We evaluated 36 anti-PS/PT–positive APS patients and 127 healthy subjects. Markers of in vivo thrombin/fibrin generation, including prothrombin fragment F1+2, thrombin–antithrombin III complex, soluble fibrin monomer, D-dimer, and fibrin degradation products, were measured. Mouse monoclonal anti-PS/PT antibody 231D was established, and its effects on in vitro thrombin generation were investigated by chromogenic assay.

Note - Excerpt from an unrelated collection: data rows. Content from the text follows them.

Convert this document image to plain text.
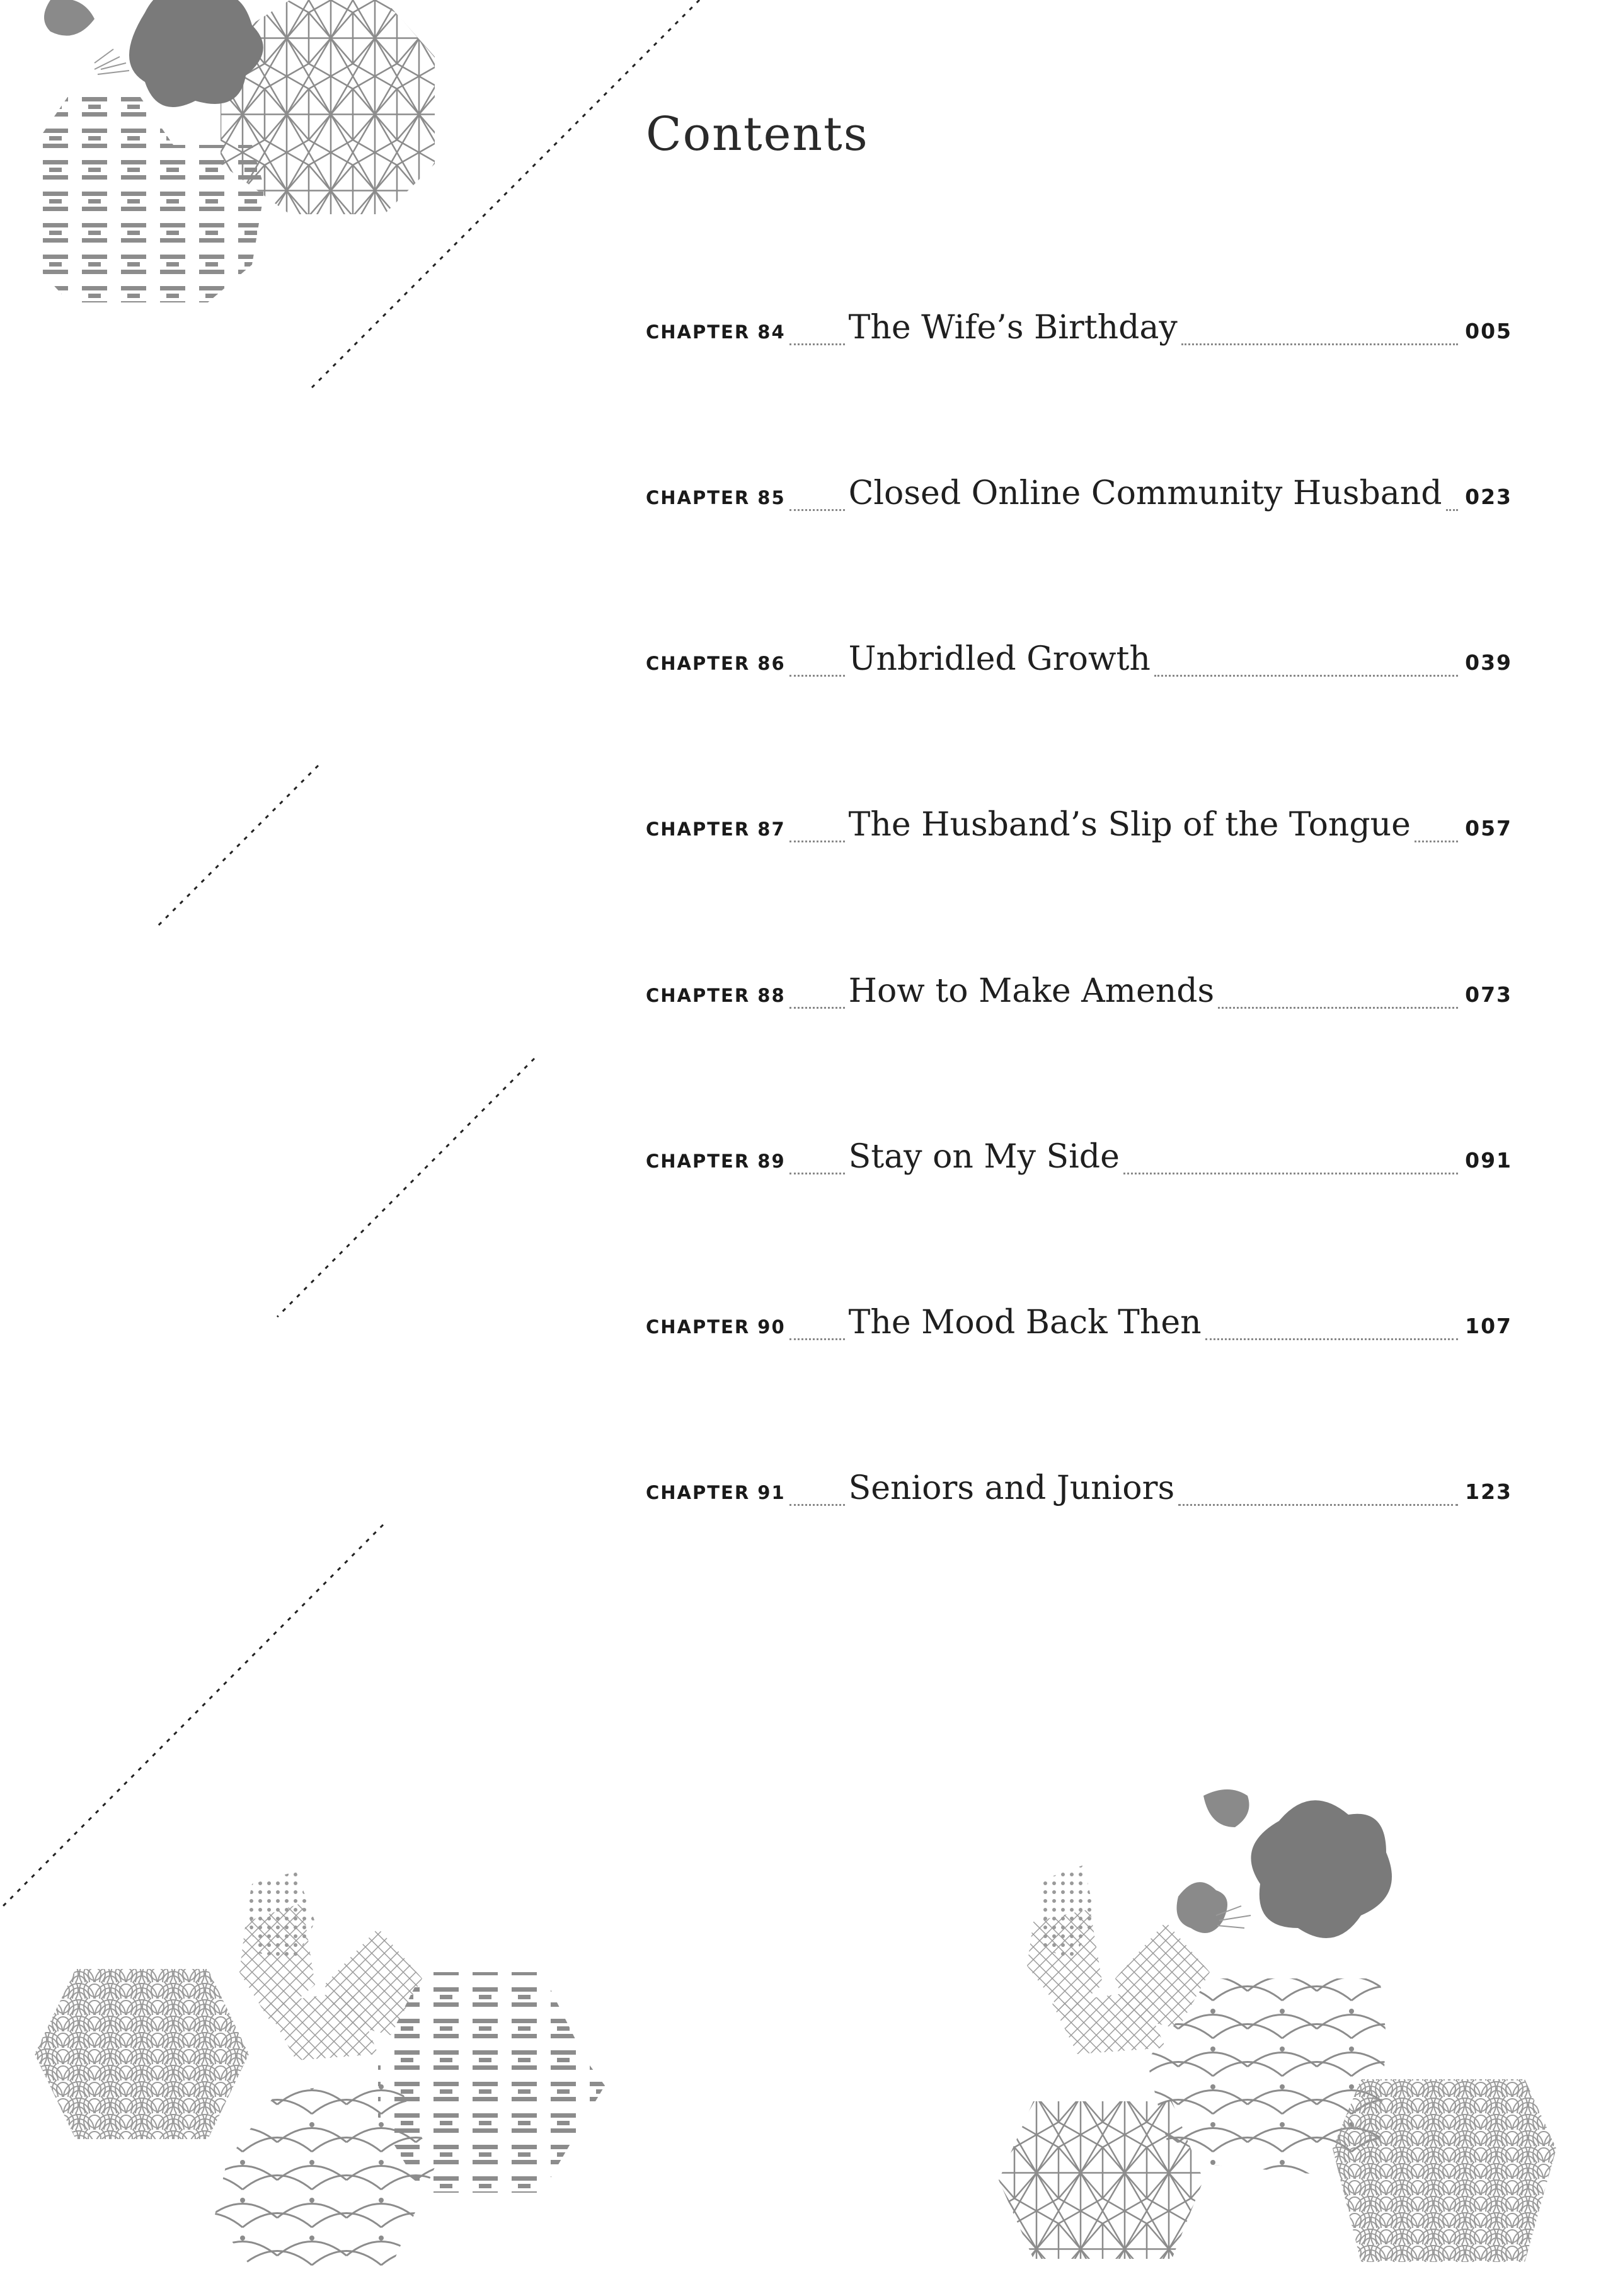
Contents
CHAPTER 84 The Wife’s Birthday	005
CHAPTER 85 Closed Online Community Husband 023
CHAPTER 86 Unbridled Growth	039
CHAPTER 87 The Husband’s Slip of the Tongue	057
CHAPTER 88 How to Make Amends	073
CHAPTER 89 Stay on My Side	091
CHAPTER 90 The Mood Back Then	107
CHAPTER 91 Seniors and Juniors	123
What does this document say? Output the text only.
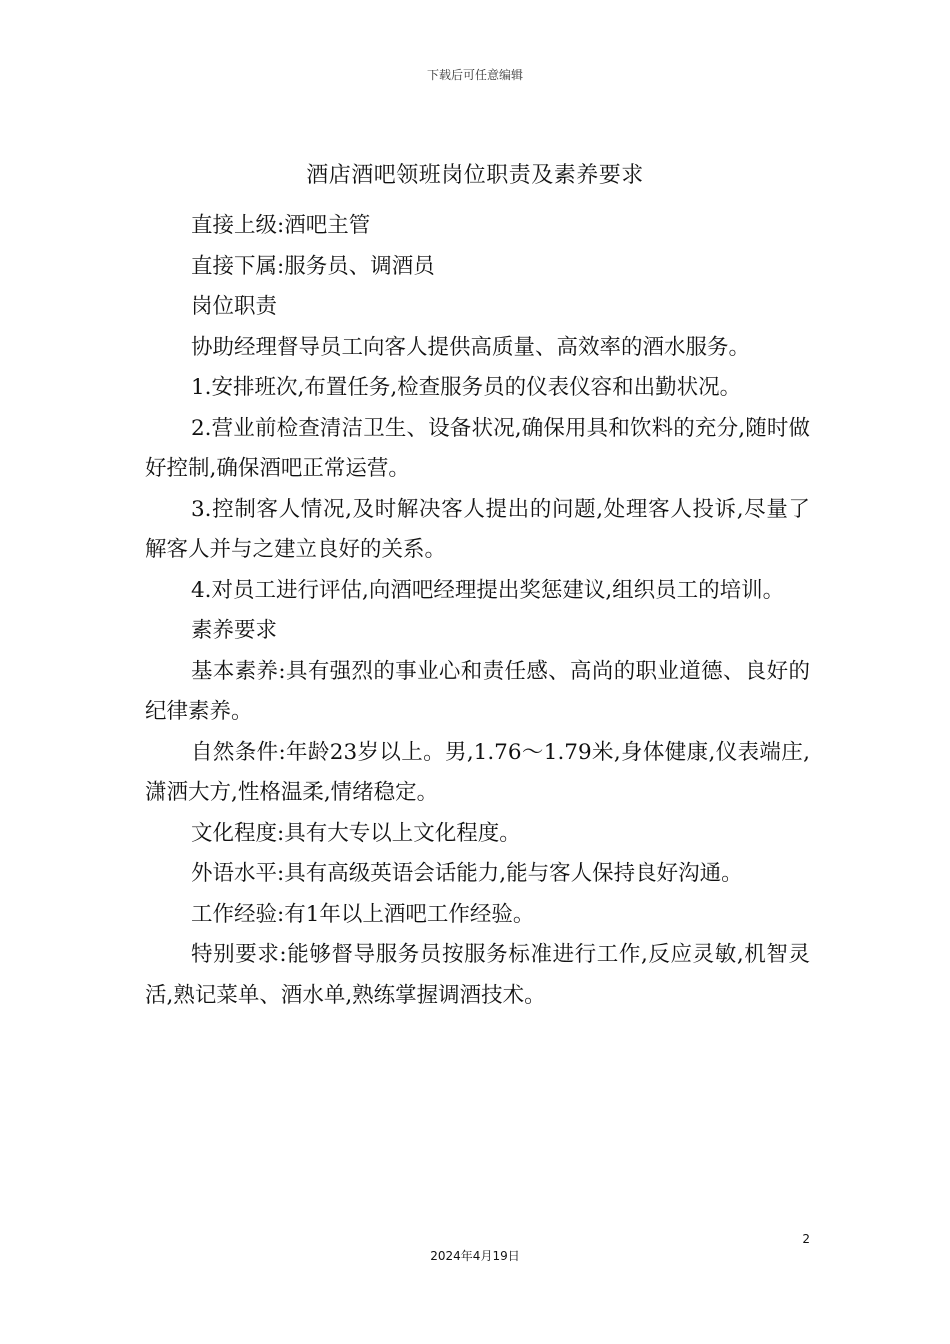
下载后可任意编辑
酒店酒吧领班岗位职责及素养要求

直接上级:酒吧主管

直接下属:服务员、调酒员

岗位职责

协助经理督导员工向客人提供高质量、高效率的酒水服务。

1.安排班次,布置任务,检查服务员的仪表仪容和出勤状况。

2.营业前检查清洁卫生、设备状况,确保用具和饮料的充分,随时做好控制,确保酒吧正常运营。

3.控制客人情况,及时解决客人提出的问题,处理客人投诉,尽量了解客人并与之建立良好的关系。

4.对员工进行评估,向酒吧经理提出奖惩建议,组织员工的培训。

素养要求

基本素养:具有强烈的事业心和责任感、高尚的职业道德、良好的纪律素养。

自然条件:年龄23岁以上。男,1.76～1.79米,身体健康,仪表端庄,潇洒大方,性格温柔,情绪稳定。

文化程度:具有大专以上文化程度。

外语水平:具有高级英语会话能力,能与客人保持良好沟通。

工作经验:有1年以上酒吧工作经验。

特别要求:能够督导服务员按服务标准进行工作,反应灵敏,机智灵活,熟记菜单、酒水单,熟练掌握调酒技术。

2
2024年4月19日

Significantly elevated levels of markers of thrombin/fibrin generation were observed in anti-PS/PT–positive patients, regardless of the presence or absence of anticardiolipin antibodies, as compared with healthy subjects. In the presence of low concentrations of human activated factor V (FVa), monoclonal antibody 231D increased thrombin generation in a dose-dependent manner. In contrast, when high concentrations of FVa were added, monoclonal antibody 231D decreased thrombin generation. Under a constant concentration of FVa, a high concentration of human FXa enhanced the effect of 231D.
The presence of anti-PS/PT greatly correlated with increased thrombin generation in APS patients. The in vitro effects of monoclonal antibody 231D on thrombin generation are “biaxial” according to the FVa/FXa balance. These data may serve as a clue to understanding the LAC paradox and the thrombogenic properties of anti-PS/PT.